Seen individually Dzama’s small and delicate drawings, hand-tinted with watercolour and root-beer, have an eccentric aesthetic sensibility. The compositions of cartoon-ish creatures combine references that are at once intellectually highbrow and reminiscent of retro pop culture from the Roaring Twenties and Fifties. Previous influences have been Werner Herzog’s Nosferatu of 1979, Japanese anime, the Three Bears and the Wizard of Oz.
 
Papering the walls of the gallery with these drawings, the resulting installations are a barrage of disconnected and darkly humourous images linked by their psychological tension.
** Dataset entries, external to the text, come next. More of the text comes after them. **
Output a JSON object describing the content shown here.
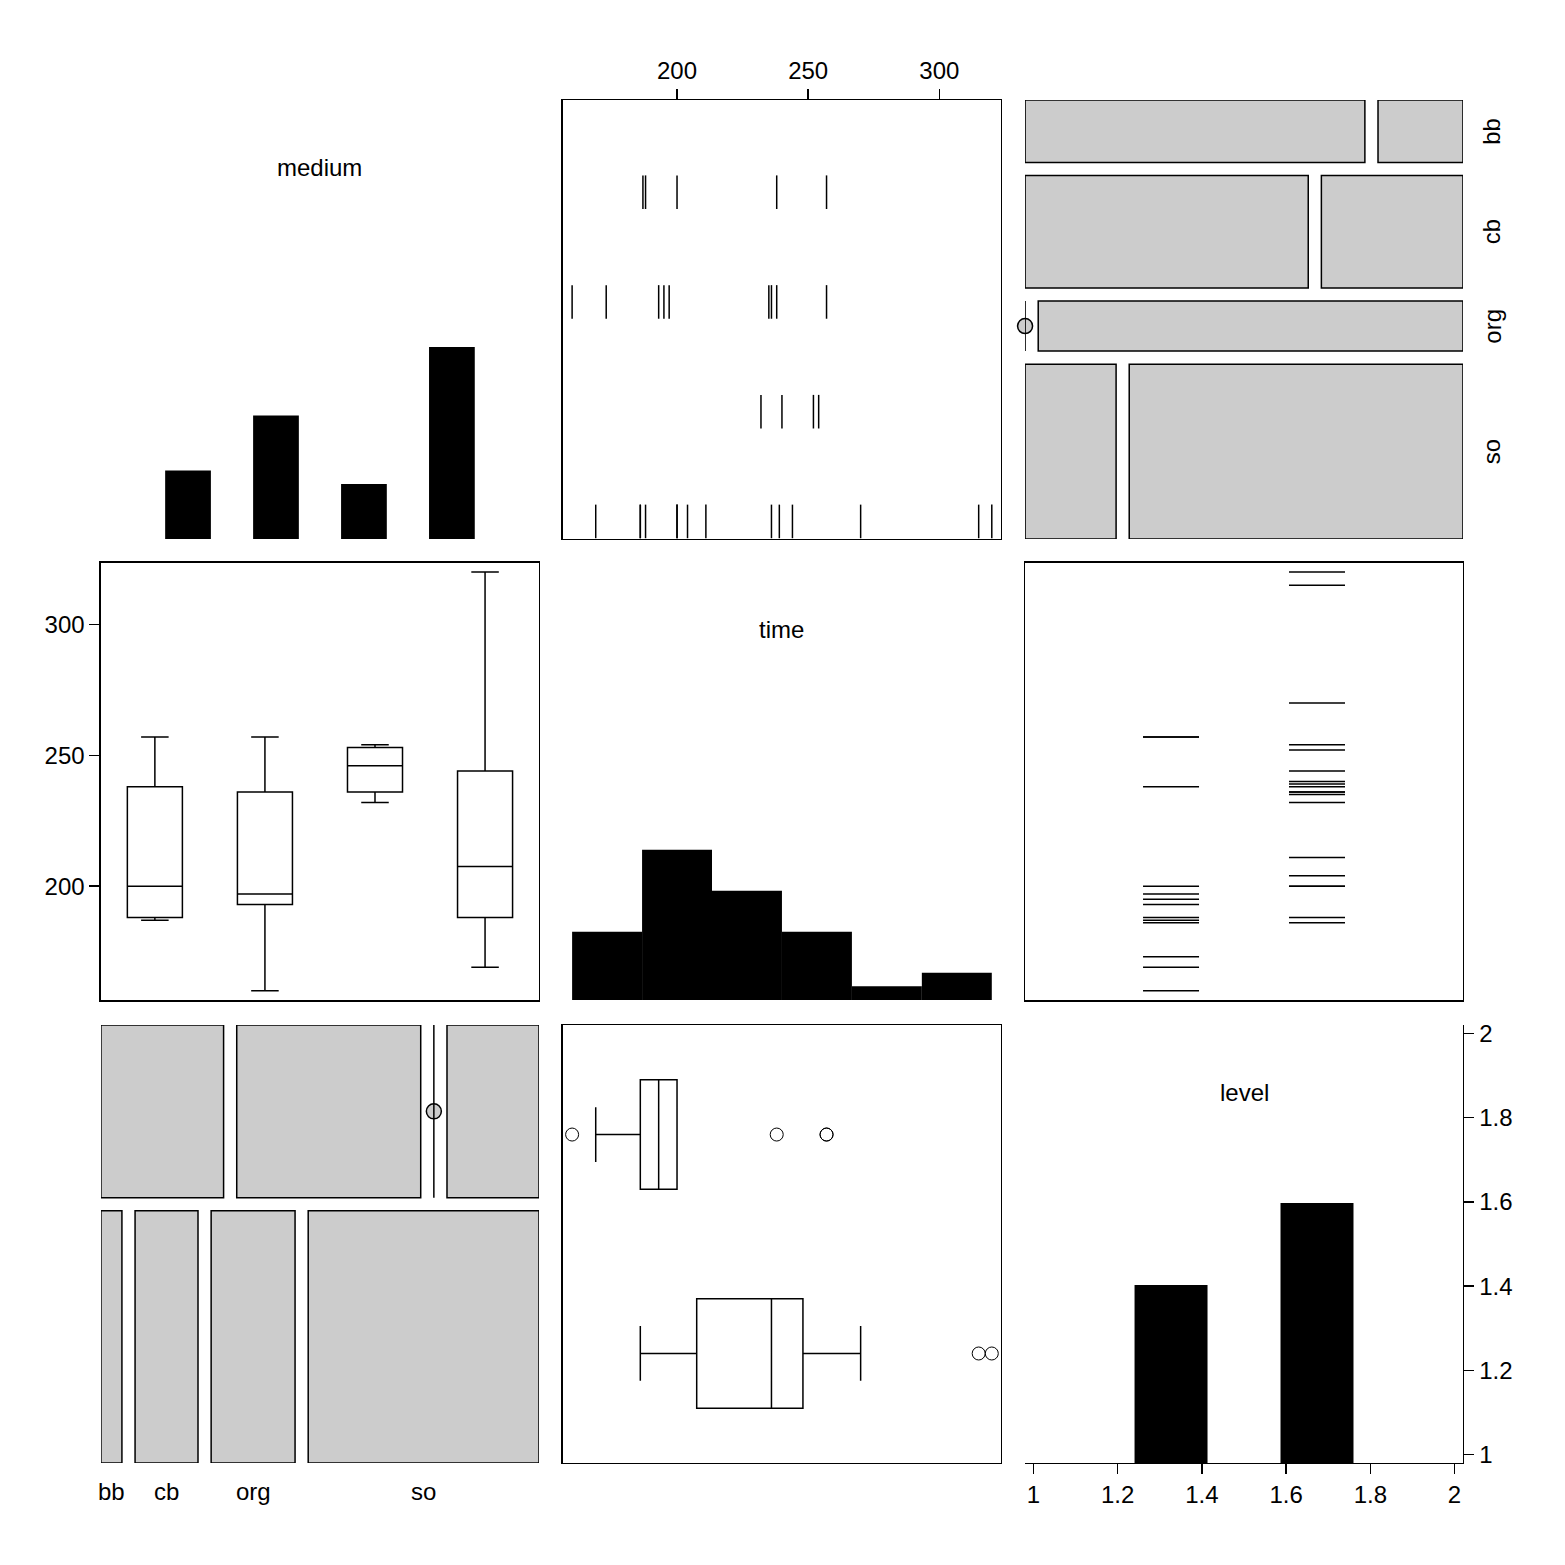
{
  "chart_data": {
    "type": "pairs",
    "color": "#000000",
    "variables": [
      {
        "name": "medium",
        "levels": [
          "bb",
          "cb",
          "org",
          "so"
        ],
        "values": [
          "bb",
          "bb",
          "bb",
          "bb",
          "bb",
          "cb",
          "cb",
          "cb",
          "cb",
          "cb",
          "cb",
          "cb",
          "cb",
          "cb",
          "org",
          "org",
          "org",
          "org",
          "so",
          "so",
          "so",
          "so",
          "so",
          "so",
          "so",
          "so",
          "so",
          "so",
          "so",
          "so",
          "so",
          "so"
        ]
      },
      {
        "name": "time",
        "lim": [
          156.5,
          323.5
        ],
        "ticks": [
          200,
          250,
          300
        ],
        "bins": [
          160,
          186.67,
          213.33,
          240,
          266.67,
          293.33,
          320
        ],
        "values": [
          187,
          188,
          200,
          238,
          257,
          160,
          173,
          193,
          195,
          197,
          235,
          236,
          238,
          257,
          232,
          240,
          252,
          254,
          169,
          186,
          186,
          188,
          200,
          200,
          204,
          211,
          236,
          239,
          244,
          270,
          315,
          320
        ]
      },
      {
        "name": "level",
        "levels": [
          1,
          2
        ],
        "lim": [
          0.98,
          2.02
        ],
        "ticks": [
          1,
          1.2,
          1.4,
          1.6,
          1.8,
          2
        ],
        "values": [
          1,
          1,
          2,
          1,
          1,
          1,
          1,
          1,
          1,
          1,
          2,
          2,
          2,
          1,
          2,
          2,
          2,
          2,
          1,
          1,
          2,
          2,
          1,
          2,
          2,
          2,
          2,
          2,
          2,
          2,
          2,
          2
        ]
      }
    ]
  }
}
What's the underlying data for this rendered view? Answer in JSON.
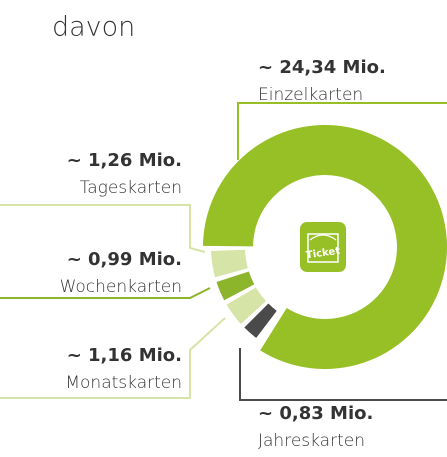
{
  "chart_data": {
    "type": "donut",
    "title": "davon",
    "categories": [
      "Einzelkarten",
      "Tageskarten",
      "Wochenkarten",
      "Monatskarten",
      "Jahreskarten"
    ],
    "values": [
      24.34,
      1.26,
      0.99,
      1.16,
      0.83
    ],
    "value_labels": [
      "~ 24,34 Mio.",
      "~ 1,26 Mio.",
      "~ 0,99 Mio.",
      "~ 1,16 Mio.",
      "~ 0,83 Mio."
    ],
    "colors": [
      "#97bf26",
      "#d6e4a8",
      "#8cb52b",
      "#d6e4a8",
      "#4a4a4a"
    ],
    "icon_text": "Ticket"
  }
}
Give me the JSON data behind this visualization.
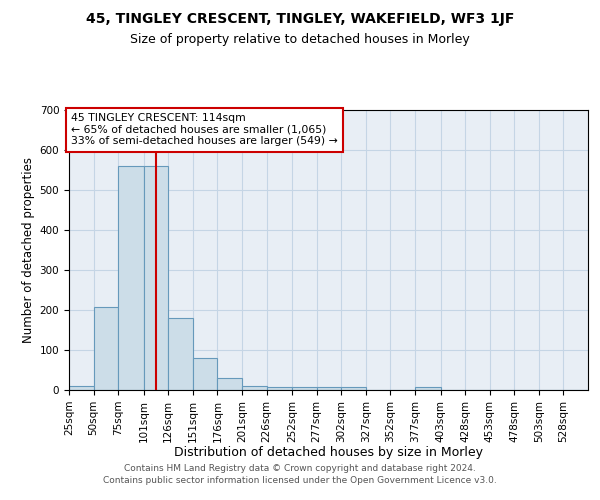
{
  "title1": "45, TINGLEY CRESCENT, TINGLEY, WAKEFIELD, WF3 1JF",
  "title2": "Size of property relative to detached houses in Morley",
  "xlabel": "Distribution of detached houses by size in Morley",
  "ylabel": "Number of detached properties",
  "bar_edges": [
    25,
    50,
    75,
    101,
    126,
    151,
    176,
    201,
    226,
    252,
    277,
    302,
    327,
    352,
    377,
    403,
    428,
    453,
    478,
    503,
    528,
    553
  ],
  "bar_heights": [
    10,
    207,
    560,
    560,
    180,
    80,
    30,
    10,
    7,
    7,
    7,
    7,
    0,
    0,
    7,
    0,
    0,
    0,
    0,
    0,
    0
  ],
  "bar_color": "#ccdde8",
  "bar_edge_color": "#6699bb",
  "bar_linewidth": 0.8,
  "red_line_x": 114,
  "red_line_color": "#cc0000",
  "annotation_line1": "45 TINGLEY CRESCENT: 114sqm",
  "annotation_line2": "← 65% of detached houses are smaller (1,065)",
  "annotation_line3": "33% of semi-detached houses are larger (549) →",
  "annotation_box_color": "#cc0000",
  "ylim": [
    0,
    700
  ],
  "yticks": [
    0,
    100,
    200,
    300,
    400,
    500,
    600,
    700
  ],
  "grid_color": "#c5d5e5",
  "bg_color": "#e8eef5",
  "footer1": "Contains HM Land Registry data © Crown copyright and database right 2024.",
  "footer2": "Contains public sector information licensed under the Open Government Licence v3.0.",
  "title1_fontsize": 10,
  "title2_fontsize": 9,
  "xlabel_fontsize": 9,
  "ylabel_fontsize": 8.5,
  "tick_fontsize": 7.5,
  "footer_fontsize": 6.5
}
The myriad images create the effect of a multi-channel visual binge. Dzama continues a trajectory in contemporary drawing that could, for example, include Kippenberger’s ‘Hotel Drawings’, and the work of Raymond Pettibon, Mike Kelley, and David Shrigley.
 
Marcel Dzama was born in 1974 in Winnipeg, Canada, where he lives and works. Since graduating in 1997, Dzama has had critically acclaimed solo shows at David Zwirner Gallery, New York, and Richard Heller Gallery in Los Angeles, ArtPace, San Antonio, Texas, Artcore, Toronto, Espacio Minimo, Madrid, Galerie Volker Diehl, Berlin and many others. Dzama is also a member of the collaborative group The Royal Art Lodge, and plays in the alternative country-noise rock band Albatross.
 
Dzama is developing an A-list of Hollywood celebrity collectors, including Jim Carrey, Nicholas Cage, Draw Carey, Ryan Stiles, and best-selling author Dave Eggers (A Heartbreaking Work of Staggering Genius) who, under his own publishing imprint McSweeney’s Books, is publishing an edition of his drawings this year. Eggers has described Dzama’s work as “Two percent wit, ninety-eight percent a fragile, fragiile beauty – a perfect alchemy”.